THURSDAY, Jan. 28 (HealthDay News) -- Infiltrating macrophages and interferons play a key role in the pathogenesis of glomerulonephritis, a complication of lupus characterized by abnormal growth of kidney cells leading to kidney damage, according to a study published online Jan. 26 in the Proceedings of the National Academy of Sciences.

To investigate the pathogenesis of glomerulonephritis in patients with systemic lupus erythematosus, Antigoni Triantafyllopoulou, M.D., of the Hospital for Special Surgery in New York City, and colleagues developed an accelerated mouse model of lupus nephritis.

The researchers found that the mice developed proliferative glomerulonephritis, characterized by infiltrating kidney macrophages that were responsible for the production of growth factors and renal matrix metalloproteinases, which were induced by type I interferon.

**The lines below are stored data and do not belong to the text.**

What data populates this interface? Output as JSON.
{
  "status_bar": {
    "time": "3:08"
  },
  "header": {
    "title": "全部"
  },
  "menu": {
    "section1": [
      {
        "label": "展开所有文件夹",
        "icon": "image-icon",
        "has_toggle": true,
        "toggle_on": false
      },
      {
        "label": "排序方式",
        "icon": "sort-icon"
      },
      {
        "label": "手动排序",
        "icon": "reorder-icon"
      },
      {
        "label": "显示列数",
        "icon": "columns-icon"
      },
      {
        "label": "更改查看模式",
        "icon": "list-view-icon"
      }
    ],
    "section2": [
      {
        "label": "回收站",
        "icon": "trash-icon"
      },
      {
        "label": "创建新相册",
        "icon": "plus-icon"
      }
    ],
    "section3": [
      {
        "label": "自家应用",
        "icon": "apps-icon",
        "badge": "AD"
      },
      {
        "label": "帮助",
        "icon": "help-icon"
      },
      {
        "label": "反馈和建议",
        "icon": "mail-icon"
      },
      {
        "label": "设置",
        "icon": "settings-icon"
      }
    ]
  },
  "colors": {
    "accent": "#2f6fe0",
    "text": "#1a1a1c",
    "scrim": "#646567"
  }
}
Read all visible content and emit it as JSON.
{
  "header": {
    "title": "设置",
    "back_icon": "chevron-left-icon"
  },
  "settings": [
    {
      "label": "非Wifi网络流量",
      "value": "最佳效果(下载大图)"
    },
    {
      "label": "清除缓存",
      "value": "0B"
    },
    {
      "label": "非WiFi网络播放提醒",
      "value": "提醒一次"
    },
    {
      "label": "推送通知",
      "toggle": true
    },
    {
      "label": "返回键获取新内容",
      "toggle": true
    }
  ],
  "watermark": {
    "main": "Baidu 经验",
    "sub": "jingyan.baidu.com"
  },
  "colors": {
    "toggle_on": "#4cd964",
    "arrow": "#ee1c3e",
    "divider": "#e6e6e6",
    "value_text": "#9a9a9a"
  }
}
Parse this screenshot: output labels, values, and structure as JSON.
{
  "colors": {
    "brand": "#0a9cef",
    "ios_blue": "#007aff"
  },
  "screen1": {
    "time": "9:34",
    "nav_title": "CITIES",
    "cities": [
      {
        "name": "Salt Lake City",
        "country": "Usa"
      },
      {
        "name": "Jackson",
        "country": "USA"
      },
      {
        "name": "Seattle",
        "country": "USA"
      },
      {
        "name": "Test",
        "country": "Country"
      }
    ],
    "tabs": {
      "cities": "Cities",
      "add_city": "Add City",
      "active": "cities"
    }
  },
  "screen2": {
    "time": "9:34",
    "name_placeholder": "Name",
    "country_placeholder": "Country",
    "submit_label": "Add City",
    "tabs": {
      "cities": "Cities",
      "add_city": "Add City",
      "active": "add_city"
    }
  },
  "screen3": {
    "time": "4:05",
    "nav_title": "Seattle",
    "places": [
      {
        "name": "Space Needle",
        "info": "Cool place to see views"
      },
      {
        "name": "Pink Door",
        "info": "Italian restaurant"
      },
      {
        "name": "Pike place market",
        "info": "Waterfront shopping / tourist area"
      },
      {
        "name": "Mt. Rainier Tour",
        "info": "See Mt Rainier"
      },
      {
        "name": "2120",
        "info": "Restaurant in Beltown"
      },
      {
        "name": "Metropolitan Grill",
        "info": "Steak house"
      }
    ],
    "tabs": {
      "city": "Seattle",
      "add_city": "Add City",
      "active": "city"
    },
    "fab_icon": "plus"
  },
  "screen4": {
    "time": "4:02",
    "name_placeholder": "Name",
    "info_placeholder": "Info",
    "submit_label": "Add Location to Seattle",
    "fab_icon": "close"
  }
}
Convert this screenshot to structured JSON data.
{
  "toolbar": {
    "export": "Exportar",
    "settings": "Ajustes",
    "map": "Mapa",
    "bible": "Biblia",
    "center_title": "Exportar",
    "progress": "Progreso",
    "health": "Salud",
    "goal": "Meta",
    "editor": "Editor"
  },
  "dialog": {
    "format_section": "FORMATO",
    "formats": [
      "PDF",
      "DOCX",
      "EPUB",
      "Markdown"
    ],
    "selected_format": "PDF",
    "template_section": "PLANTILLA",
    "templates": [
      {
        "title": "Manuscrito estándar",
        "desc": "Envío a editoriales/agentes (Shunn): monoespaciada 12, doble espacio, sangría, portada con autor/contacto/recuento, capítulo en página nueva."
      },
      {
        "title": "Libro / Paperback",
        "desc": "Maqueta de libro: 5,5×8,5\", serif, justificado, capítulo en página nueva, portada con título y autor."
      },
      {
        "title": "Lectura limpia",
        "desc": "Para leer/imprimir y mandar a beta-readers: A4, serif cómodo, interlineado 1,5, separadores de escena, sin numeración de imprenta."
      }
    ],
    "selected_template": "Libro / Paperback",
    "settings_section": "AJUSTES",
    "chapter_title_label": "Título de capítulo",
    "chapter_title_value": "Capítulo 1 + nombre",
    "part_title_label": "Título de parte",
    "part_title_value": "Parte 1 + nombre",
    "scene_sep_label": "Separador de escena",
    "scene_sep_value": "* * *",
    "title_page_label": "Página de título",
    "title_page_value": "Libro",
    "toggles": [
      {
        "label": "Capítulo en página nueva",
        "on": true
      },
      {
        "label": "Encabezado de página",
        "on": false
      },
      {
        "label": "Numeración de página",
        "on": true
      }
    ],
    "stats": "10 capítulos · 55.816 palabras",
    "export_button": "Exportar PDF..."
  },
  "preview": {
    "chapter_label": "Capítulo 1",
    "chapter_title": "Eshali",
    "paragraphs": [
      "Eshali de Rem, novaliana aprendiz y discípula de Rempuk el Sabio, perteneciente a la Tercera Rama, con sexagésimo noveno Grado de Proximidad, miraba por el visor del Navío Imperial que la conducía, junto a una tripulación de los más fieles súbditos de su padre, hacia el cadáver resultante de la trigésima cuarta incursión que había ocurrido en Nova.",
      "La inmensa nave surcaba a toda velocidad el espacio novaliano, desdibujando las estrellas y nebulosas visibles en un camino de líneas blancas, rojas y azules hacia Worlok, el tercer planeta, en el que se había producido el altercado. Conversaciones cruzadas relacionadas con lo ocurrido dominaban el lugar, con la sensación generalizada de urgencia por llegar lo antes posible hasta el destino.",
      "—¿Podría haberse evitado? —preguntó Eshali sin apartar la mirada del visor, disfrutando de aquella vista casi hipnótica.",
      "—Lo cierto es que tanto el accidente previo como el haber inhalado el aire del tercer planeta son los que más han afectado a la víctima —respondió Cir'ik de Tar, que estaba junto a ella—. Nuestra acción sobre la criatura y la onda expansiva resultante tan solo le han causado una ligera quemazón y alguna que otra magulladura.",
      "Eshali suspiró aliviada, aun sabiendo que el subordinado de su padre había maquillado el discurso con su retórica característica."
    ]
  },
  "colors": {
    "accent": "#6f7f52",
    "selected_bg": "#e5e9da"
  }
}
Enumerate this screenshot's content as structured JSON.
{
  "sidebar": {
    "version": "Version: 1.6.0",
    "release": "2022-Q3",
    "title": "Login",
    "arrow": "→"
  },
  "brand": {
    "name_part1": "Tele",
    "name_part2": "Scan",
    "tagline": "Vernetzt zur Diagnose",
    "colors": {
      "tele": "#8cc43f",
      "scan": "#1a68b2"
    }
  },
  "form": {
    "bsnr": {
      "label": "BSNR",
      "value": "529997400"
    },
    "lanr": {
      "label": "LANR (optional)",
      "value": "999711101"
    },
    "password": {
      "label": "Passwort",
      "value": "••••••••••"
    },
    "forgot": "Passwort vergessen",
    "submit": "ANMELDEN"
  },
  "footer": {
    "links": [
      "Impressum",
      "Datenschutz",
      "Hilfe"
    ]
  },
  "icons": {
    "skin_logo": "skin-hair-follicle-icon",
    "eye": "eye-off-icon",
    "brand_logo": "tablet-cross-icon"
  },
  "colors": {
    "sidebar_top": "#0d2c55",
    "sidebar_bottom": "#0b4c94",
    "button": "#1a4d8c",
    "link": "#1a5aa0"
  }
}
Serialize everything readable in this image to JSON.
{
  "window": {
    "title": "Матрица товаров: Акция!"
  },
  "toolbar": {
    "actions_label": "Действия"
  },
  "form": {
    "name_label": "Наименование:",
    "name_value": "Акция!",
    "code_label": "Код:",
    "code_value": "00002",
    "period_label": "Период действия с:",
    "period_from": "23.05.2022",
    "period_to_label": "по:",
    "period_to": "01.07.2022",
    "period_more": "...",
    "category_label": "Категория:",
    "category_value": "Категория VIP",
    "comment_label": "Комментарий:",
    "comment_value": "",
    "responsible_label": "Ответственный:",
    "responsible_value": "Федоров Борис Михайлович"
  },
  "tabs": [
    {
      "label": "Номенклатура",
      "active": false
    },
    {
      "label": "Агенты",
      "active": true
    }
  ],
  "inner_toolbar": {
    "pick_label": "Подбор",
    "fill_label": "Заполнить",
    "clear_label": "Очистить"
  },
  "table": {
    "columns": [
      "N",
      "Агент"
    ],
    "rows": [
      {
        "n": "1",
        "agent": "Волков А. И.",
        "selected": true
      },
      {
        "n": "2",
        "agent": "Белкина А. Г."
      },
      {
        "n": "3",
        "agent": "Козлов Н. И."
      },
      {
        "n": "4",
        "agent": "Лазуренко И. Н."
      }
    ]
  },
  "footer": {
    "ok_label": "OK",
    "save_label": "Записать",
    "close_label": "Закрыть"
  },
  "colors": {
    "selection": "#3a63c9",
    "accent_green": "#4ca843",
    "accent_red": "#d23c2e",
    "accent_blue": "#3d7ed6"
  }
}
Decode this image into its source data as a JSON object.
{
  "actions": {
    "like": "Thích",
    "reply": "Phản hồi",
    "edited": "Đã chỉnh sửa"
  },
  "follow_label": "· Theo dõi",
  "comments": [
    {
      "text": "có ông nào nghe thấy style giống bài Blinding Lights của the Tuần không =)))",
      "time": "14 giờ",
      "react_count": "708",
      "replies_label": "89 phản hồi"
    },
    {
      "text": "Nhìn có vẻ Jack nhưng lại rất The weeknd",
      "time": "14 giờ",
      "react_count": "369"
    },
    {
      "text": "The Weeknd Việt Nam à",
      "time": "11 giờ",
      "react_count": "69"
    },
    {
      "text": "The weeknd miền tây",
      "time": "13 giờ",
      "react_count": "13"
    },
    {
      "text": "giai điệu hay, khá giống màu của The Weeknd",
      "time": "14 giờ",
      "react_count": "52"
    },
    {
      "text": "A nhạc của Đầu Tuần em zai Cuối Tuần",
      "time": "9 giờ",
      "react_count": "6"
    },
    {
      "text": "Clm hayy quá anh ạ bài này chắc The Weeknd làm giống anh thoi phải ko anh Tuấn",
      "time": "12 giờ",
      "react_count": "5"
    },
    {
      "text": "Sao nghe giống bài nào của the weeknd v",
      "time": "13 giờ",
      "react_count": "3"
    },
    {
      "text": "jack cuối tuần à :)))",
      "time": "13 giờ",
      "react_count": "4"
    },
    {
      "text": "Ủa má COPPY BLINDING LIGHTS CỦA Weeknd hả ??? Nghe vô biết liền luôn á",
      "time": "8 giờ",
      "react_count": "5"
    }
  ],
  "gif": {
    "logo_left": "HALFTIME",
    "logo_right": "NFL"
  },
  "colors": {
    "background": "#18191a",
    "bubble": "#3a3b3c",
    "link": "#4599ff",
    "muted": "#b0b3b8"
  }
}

Crescent formation was also dependent on kidney macrophages, according to the study. The macrophages were "alternatively activated macrophages," normally involved in tissue repair, rather than inflammatory macrophages.

"These findings reveal a role for type I interferons and alternatively activated macrophages in aggressive proliferative lesions of lupus nephritis," Triantafyllopoulou and colleagues conclude. "These findings suggest that manipulating kidney macrophage programming in lupus nephritis may represent a fruitful therapeutic approach to attenuating proliferative nephritis and associated irreversible renal cell loss and deterioration of function in systemic lupus erythematosus."